'Dersim Ağıtlarını Bırak, Sivas'a, Uludere'ye Bak'
Başbakan Davutoğlu'na 'Stajyer Başbakan' diye seslenen CHP Sözcüsü Haluk Koç 'Dersim ağıtlarını bırak, Sivas'a Uludere'ye bak' dedi.
CHP'li Koç, MYK şu anda haftalık toplantısını yaptı.
İşte Koç'un konuşmasından satırbaşları;
Kudüs'e dinci inci Irkçı faşit İsrail kanadının İslamın kutsallarına saldırısını bir kez daha kınıyoruz.
Esas aktörün milli günlerimizde bir hastalık bahanesini yaratma durumuna alışık olduk. Esas aktörün 10 kasımda yine böyle davranması üzerine sayın Davutoğlu sahne aldı.

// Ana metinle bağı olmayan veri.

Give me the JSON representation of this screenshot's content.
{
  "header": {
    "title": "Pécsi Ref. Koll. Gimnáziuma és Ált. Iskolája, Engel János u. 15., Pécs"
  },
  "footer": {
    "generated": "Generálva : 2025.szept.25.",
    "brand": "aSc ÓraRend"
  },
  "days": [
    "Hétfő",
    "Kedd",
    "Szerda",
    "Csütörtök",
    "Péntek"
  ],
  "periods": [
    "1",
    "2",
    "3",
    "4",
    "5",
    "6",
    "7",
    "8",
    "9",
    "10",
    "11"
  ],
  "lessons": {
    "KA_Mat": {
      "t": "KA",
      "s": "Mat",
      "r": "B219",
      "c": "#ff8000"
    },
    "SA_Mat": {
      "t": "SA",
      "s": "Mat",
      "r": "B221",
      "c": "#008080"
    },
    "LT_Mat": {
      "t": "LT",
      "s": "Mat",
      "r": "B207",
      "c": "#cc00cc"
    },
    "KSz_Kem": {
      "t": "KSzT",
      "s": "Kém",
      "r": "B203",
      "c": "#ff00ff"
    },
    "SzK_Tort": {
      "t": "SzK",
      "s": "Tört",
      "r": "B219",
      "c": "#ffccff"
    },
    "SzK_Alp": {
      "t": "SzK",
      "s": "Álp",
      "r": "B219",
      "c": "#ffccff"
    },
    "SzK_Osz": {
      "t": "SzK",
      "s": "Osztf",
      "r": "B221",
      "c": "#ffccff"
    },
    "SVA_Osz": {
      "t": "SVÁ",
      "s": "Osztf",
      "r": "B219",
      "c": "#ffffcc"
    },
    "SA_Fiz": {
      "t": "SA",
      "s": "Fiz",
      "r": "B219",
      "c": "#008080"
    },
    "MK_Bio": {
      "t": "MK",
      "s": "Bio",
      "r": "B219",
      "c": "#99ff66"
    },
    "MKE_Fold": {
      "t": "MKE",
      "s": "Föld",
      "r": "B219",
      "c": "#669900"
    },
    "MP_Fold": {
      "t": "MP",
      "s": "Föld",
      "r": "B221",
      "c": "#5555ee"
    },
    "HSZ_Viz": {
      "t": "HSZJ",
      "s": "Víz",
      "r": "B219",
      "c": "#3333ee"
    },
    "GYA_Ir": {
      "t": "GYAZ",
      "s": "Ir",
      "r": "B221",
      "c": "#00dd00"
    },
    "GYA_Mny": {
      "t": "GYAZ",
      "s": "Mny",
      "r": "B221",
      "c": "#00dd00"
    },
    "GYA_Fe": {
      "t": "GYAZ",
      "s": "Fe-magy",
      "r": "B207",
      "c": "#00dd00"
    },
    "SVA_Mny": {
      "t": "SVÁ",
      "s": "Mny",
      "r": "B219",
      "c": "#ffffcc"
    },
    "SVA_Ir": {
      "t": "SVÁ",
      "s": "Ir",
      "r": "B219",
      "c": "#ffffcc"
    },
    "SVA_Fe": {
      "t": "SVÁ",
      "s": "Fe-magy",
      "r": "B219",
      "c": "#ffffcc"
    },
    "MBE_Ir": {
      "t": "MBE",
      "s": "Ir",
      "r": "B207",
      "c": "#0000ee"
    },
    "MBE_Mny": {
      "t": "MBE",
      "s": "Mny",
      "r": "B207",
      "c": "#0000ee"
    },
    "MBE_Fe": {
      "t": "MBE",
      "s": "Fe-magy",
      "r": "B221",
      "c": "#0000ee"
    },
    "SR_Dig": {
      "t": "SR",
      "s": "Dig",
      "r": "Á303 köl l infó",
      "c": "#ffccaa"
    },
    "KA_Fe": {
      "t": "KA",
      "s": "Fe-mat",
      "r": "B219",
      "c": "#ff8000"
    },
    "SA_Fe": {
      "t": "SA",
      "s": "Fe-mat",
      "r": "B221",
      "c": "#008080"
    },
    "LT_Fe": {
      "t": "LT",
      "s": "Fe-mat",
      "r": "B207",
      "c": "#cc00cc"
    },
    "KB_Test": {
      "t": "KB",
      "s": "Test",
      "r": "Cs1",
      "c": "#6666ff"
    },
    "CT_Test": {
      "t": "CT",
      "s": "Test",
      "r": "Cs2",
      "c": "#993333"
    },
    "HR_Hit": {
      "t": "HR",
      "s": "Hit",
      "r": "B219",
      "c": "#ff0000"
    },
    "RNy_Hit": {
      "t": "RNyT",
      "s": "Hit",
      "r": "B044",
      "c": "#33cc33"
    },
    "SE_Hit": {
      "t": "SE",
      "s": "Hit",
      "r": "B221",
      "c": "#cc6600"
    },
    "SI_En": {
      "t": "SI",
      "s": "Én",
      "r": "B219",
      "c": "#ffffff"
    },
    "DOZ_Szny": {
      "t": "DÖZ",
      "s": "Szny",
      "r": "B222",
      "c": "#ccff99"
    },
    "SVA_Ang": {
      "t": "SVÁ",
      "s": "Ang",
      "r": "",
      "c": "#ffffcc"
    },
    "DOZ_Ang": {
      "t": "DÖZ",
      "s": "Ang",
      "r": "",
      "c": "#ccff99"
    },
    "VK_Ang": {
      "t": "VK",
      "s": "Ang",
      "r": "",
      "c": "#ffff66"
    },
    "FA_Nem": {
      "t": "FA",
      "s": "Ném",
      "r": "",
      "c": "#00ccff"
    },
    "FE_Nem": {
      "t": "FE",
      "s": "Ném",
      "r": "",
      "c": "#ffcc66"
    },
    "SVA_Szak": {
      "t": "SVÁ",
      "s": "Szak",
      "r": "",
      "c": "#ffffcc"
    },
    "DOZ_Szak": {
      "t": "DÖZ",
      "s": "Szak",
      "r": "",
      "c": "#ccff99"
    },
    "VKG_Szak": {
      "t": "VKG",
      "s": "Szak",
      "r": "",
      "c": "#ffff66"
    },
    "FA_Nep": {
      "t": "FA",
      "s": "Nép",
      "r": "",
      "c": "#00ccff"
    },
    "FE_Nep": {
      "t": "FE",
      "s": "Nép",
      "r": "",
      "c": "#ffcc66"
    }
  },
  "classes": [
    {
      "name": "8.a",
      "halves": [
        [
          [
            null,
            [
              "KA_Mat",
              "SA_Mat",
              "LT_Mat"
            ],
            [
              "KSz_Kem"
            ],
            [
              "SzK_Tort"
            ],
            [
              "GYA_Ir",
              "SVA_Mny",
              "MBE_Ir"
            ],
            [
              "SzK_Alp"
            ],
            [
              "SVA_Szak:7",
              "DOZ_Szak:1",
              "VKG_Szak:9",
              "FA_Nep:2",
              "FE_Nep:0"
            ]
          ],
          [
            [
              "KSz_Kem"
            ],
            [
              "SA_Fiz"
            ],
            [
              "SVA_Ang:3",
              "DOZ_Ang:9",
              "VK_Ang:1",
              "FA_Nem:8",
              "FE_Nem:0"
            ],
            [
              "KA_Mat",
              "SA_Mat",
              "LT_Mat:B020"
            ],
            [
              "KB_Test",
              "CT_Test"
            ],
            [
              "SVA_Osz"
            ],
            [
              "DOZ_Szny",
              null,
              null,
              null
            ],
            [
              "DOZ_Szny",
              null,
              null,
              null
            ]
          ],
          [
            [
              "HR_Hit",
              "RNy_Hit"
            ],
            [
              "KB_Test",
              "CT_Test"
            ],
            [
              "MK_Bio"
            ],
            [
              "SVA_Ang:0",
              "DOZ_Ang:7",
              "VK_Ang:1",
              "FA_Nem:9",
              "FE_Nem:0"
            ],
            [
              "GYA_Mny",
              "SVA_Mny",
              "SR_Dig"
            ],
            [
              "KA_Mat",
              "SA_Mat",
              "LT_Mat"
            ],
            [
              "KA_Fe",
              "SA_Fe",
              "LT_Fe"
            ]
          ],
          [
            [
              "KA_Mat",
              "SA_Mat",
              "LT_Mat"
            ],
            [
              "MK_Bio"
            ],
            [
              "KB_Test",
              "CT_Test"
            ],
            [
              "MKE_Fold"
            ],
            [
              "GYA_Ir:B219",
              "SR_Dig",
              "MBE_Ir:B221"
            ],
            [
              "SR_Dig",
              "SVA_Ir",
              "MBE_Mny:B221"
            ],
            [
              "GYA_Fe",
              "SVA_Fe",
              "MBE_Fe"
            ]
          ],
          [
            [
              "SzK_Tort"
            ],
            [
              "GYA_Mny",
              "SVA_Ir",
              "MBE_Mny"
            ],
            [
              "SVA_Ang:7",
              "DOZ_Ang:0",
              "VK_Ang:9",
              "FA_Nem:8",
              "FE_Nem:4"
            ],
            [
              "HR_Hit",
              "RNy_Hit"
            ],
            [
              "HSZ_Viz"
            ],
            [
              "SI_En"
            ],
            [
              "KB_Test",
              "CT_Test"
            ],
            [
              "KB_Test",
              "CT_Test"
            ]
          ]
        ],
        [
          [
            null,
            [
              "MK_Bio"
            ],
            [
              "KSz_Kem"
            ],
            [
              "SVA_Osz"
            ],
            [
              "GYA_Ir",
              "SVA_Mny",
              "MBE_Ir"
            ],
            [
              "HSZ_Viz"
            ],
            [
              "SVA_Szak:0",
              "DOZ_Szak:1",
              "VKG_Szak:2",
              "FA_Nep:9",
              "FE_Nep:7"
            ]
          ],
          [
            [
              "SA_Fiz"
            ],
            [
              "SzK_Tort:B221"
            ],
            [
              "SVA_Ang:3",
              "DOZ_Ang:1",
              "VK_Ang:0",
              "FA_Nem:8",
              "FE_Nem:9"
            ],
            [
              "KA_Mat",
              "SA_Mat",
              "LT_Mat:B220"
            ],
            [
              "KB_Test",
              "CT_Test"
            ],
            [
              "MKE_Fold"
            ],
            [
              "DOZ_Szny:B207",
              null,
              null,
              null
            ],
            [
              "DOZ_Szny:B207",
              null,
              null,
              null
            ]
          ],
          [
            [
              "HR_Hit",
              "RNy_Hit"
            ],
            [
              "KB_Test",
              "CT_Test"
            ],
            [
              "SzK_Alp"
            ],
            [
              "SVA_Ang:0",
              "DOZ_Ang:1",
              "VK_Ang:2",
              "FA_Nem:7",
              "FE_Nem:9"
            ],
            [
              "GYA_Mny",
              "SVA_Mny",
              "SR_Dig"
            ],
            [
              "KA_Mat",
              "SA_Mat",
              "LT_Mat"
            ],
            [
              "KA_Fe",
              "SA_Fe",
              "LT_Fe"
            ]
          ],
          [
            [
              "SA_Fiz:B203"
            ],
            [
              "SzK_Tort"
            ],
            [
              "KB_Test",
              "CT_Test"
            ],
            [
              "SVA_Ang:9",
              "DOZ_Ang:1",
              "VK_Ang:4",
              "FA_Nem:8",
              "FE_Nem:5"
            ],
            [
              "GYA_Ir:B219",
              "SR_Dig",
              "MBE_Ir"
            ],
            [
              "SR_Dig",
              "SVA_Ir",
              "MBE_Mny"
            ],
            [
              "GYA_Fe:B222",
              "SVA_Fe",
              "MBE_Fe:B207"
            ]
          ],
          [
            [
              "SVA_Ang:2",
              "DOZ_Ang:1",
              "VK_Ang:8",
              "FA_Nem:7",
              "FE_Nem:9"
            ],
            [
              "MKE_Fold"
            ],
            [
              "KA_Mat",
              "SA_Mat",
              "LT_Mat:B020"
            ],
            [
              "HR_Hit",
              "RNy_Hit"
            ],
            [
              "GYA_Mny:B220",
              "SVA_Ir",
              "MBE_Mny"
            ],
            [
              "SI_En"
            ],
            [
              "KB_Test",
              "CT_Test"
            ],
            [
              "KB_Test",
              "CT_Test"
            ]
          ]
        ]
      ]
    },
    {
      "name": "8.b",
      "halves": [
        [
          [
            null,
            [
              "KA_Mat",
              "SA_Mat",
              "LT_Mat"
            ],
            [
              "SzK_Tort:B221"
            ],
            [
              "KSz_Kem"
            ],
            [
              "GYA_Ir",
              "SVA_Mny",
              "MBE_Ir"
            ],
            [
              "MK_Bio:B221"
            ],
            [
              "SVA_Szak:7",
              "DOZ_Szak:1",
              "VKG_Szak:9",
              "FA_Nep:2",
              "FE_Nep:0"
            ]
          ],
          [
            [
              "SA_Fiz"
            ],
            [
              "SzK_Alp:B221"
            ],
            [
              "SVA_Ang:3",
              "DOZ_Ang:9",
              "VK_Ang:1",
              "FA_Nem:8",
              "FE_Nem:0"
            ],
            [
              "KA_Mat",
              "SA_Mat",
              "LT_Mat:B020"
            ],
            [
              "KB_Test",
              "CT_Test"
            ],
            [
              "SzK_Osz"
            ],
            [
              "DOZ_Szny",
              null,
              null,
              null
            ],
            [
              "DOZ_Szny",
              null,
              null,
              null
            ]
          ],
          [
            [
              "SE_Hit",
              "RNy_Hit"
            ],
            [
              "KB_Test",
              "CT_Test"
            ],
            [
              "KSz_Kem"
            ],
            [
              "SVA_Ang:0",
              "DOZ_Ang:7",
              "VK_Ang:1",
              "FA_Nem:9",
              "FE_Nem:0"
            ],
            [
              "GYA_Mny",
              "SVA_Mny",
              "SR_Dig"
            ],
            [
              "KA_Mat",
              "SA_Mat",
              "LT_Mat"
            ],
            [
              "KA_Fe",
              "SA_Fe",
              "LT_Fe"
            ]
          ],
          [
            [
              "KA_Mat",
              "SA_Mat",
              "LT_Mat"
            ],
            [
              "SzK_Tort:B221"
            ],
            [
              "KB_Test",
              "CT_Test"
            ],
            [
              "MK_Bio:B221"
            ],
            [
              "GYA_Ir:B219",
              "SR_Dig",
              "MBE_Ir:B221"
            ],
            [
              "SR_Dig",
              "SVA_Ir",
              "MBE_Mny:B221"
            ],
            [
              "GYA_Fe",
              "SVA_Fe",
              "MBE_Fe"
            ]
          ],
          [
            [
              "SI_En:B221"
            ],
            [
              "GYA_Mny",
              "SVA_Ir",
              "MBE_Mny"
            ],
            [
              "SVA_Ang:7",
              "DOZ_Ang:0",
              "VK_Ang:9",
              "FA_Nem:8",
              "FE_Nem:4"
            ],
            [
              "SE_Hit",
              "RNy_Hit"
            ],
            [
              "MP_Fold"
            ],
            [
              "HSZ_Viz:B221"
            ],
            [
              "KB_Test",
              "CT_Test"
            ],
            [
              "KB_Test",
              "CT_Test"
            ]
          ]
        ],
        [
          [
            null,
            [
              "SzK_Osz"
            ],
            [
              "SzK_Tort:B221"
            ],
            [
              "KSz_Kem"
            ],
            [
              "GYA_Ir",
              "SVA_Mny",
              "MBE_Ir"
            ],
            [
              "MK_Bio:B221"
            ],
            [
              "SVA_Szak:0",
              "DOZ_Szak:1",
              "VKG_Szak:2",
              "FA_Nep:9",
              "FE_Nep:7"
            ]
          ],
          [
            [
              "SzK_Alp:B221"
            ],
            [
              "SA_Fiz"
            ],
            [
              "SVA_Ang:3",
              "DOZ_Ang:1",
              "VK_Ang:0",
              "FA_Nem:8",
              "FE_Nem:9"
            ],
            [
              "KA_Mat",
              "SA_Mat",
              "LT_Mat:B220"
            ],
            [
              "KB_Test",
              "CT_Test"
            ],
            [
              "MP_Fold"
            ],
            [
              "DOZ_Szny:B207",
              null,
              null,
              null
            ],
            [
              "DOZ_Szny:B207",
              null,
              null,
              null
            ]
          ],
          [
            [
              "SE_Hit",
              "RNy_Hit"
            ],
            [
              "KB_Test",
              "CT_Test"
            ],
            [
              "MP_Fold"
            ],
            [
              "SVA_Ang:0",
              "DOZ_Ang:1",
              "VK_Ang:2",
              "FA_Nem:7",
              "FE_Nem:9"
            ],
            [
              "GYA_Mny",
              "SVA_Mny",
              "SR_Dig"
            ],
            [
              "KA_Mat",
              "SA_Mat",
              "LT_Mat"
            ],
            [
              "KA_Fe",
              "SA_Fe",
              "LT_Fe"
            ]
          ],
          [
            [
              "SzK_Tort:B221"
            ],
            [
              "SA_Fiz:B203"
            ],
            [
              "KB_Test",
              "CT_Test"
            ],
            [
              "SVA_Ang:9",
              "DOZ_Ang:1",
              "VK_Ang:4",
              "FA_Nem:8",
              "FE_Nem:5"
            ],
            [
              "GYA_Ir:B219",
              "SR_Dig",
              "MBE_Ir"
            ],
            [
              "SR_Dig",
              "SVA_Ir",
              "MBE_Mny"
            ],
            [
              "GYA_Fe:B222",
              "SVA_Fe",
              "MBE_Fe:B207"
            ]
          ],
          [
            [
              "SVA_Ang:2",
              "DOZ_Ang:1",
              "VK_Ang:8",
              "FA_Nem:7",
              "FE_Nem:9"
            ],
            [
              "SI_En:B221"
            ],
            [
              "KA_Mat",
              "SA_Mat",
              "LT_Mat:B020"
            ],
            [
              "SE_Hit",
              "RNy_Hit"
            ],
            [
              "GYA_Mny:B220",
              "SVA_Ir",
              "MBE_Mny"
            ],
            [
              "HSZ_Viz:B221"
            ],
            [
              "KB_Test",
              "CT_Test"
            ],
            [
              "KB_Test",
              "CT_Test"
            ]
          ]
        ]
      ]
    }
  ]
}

Pazarlığı yürütenler dışında AKP seçkinlerinin milletvekillerinin dahi ayrıntılı bir bilgisi olmadığı bir süreç bu, adı çözüm süreci. Sayın Akdoğan bu süreci anlamamayı bir zeka özürü olarak tanımlasa da kendilerinin ne kadar zeka özürlü olduklarını anlayacak kadar akıllı olduklarını düşünüyorum.
Stajyer Başbakan en büyük itirafçı konumuna girdi ve şunları söyledi. 'Aslında vardığımız anlaşma sonucu çekileceklerdi, çekilmediler' diyor ve daha da ileri gidiyor. kendilerine ait bir yargı düzeni kurdular, yol kesmeler başladı, vergi almaya başladılar diyor. İtiraflar ardı arkasına gelmeye başladı.
İtiraflardan yola çıkarak sonuçtan geriye geliyoruz. Silahlı yapılar yurtdışına çıkacak dediniz mi dediniz, çıktılar mı çıkmadılar. Bunları Başbakanlık koltuğunda oturan bu stajyer söylüyor.
Mikrofon buldun mu milliyetçi söylemlerle halkın gazını alacaksın, perde arkasında pazarlık yapacaksın.
Alan hakimiyetini müzakere masasındaki arkadaşlarınıza devreden siz değilmisiniz. Bu basiretsizlik sizin basiretsizliğiniz değilmi. ondan sonra gündem değiştirme kıvırma manevraları.
Ardından medya aracılığı ile Dersim ağıtları, Alevi yurttaşlarımıza yönelik aldatma senaryoları başlıyor.
Demokrat köstümleri giyip çıktınız piyasaya ama kafanız aynı, rüşvet alma verme, görgüsüzlük, yalanı gerçek gibi söyleme geleneğiniz aynı.
Ne yer altında ölüme mahkum ettiğiniz madenciler var sizin gündeminizde ne açlıkla kıvranan milyonlar var, bir tek kendi iktidarınız var.
Sen Dersim'i bırak önce şu Sivas'ın hesabını ver, Uludere'nin hesabını ver. Kerbela'ya benzetiyorsunuz, Sivas yeni Kerbela değil mi? orada yargılananları Meclis sıralarına taşıyan siz değil misiniz. Lafa gelince laf bol eylem yok.
Bir kaç göstermelik gaz alan çalıştay yapmakla bu iş çözülmez muhterem. İçinizdeki kini Berkin'in sübyan cenazesi üzerinden haykıran sen değil misin?
Yapabiliyorsan getir şu paketi. Cem evlerine ibadethane statüsü tanıyabiliyor musun? zorunlu din dersi uygulamasını kaldırabiliyor musun? Madımak'ı bir ibret müzesi haline getirecek iradeyi ortaya koyabiliyor musun?
Yolsuzluklara bulaştıkları için istifa etmek zorunda kalan 4 bakan için bir komisyon kuruldu TBMM'de. Devlete saygılı bir bürokrat çıktı Gümrük müsteşarı ve şöyle dedi: 'Zarraba ait altın taşıyan uçağı Çağlayan'ın talimatı ile serbest bıraktık.'
AKP bu yolsuzlukların hesabını er geç verecek. Bundan kurtuluş yok.